When used in a LAN networking environment, the computer 410 is connected to the LAN 471 through a network interface or adapter 470. When used in a WAN networking environment, the computer 410 typically includes a modem 472 or other means for establishing communications over the WAN 473, such as the Internet. The modem 472, which may be internal or external, may be connected to the system bus 421 via the user input interface 460 or other appropriate mechanism. A wireless networking component such as comprising an interface and antenna may be coupled through a suitable device such as an access point or peer computer to a WAN or LAN. In a networked environment, program modules depicted relative to the computer 410, or portions thereof, may be stored in the remote memory storage device. By way of example, and not limitation, FIG. 4 illustrates remote application programs 485 as residing on memory device 481. It may be appreciated that the network connections shown are exemplary and other means of establishing a communications link between the computers may be used.

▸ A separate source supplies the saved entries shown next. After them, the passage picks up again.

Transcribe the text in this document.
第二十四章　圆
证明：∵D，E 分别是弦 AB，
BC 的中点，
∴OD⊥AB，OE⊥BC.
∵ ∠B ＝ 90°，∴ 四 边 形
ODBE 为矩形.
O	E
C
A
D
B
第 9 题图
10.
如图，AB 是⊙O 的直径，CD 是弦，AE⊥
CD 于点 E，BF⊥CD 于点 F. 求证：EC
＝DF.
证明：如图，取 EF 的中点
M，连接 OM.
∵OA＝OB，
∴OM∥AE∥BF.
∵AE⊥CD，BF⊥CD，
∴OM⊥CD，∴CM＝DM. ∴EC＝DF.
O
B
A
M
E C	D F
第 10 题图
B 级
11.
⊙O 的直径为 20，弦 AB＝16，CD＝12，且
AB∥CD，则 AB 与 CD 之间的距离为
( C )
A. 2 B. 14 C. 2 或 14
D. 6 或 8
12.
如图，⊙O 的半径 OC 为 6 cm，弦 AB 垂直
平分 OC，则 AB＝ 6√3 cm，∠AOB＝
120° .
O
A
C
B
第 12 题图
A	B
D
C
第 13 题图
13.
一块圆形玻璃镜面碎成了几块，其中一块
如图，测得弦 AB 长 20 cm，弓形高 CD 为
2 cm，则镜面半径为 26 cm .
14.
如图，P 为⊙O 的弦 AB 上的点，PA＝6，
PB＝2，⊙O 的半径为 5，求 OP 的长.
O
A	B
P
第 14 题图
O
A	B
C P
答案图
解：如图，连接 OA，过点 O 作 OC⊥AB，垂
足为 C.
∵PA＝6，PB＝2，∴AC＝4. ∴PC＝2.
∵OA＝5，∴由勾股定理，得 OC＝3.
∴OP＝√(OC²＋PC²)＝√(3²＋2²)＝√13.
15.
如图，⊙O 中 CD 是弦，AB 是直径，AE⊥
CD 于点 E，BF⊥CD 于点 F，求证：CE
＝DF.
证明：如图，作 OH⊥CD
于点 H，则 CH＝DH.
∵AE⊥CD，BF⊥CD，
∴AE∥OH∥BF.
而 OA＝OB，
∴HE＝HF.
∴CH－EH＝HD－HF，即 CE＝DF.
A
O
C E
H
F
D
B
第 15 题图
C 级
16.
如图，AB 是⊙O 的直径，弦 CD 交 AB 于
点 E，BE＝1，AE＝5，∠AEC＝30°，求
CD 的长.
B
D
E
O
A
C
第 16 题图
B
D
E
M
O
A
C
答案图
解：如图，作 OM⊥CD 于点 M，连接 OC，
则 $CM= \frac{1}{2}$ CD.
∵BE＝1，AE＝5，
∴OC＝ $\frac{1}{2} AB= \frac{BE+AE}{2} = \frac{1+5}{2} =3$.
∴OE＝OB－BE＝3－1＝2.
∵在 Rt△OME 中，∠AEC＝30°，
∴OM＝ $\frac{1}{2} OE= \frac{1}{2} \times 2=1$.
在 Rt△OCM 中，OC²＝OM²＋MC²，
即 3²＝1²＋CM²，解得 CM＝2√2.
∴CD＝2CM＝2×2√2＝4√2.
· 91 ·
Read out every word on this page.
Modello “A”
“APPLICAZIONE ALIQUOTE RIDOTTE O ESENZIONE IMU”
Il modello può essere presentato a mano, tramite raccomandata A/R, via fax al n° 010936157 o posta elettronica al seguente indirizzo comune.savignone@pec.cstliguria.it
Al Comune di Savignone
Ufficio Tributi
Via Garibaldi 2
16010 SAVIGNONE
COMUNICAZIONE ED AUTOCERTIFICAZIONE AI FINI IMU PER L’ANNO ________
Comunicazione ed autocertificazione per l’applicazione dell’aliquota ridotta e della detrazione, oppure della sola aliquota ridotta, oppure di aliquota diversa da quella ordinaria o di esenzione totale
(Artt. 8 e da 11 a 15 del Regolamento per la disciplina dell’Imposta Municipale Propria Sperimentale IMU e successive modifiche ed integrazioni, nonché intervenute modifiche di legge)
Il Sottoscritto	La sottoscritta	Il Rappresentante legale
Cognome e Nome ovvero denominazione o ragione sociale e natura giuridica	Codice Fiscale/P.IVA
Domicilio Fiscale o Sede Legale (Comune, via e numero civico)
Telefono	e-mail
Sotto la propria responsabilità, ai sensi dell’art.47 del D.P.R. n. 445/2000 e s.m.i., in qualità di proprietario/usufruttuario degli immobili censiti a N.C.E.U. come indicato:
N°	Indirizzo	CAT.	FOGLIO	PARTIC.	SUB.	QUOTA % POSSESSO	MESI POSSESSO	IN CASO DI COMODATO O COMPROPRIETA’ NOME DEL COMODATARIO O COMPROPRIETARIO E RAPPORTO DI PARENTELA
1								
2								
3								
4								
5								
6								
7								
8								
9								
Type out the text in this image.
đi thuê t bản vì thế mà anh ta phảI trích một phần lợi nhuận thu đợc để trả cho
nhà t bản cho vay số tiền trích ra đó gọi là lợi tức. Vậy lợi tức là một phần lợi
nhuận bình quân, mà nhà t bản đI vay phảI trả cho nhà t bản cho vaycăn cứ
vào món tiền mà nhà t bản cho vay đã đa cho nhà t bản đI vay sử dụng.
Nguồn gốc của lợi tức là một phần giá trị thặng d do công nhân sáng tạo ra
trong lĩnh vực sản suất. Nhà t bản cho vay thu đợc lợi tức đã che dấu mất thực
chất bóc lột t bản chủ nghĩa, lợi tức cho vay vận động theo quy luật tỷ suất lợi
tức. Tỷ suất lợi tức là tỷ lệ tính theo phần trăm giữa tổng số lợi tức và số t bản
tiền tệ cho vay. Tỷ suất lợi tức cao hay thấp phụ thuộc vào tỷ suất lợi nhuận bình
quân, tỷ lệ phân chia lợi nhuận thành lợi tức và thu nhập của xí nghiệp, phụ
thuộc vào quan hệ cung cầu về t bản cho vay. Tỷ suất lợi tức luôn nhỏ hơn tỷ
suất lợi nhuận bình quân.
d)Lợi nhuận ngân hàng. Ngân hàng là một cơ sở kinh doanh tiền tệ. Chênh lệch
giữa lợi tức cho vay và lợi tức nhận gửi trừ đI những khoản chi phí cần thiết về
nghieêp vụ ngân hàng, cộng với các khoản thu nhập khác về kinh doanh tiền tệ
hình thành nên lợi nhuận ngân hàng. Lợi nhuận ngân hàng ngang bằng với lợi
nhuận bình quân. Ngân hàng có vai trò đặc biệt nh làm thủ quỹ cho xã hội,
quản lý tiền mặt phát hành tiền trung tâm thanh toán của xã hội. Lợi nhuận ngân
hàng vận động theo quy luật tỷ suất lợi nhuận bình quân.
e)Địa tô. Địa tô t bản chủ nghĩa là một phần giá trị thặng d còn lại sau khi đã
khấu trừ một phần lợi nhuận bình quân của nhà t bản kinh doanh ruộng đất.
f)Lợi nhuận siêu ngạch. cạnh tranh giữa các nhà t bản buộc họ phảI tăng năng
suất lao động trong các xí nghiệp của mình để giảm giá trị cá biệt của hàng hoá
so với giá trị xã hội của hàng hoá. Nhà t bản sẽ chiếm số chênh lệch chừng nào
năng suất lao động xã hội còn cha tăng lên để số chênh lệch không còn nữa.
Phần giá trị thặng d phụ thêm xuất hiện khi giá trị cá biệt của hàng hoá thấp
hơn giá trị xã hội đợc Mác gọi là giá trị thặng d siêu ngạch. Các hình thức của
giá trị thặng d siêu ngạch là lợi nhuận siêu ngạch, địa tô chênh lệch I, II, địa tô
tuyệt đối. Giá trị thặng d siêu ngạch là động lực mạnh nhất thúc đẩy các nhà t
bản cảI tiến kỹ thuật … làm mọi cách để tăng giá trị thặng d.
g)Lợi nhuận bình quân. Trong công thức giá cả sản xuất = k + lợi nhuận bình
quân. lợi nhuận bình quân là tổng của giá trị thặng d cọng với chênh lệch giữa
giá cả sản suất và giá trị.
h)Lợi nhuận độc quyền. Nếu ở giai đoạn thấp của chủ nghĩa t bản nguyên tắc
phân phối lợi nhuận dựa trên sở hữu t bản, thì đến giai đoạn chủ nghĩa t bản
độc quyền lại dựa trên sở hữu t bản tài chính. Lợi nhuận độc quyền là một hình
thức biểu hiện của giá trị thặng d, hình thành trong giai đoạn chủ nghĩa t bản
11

An auxiliary subsystem 499 (e.g., for auxiliary display of content) may be connected via the user interface 460 to allow data such as program content, system status and event notifications to be provided to the user, even if the main portions of the computer system are in a low power state. The auxiliary subsystem 499 may be connected to the modem 472 and/or network interface 470 to allow communication between these systems while the main processing unit 420 is in a low power state.
While the invention is susceptible to various modifications and alternative constructions, certain illustrated embodiments thereof are shown in the drawings and have been described above in detail. It should be understood, however, that there is no intention to limit the invention to the specific forms disclosed, but on the contrary, the intention is to cover all modifications, alternative constructions, and equivalents falling within the spirit and scope of the invention.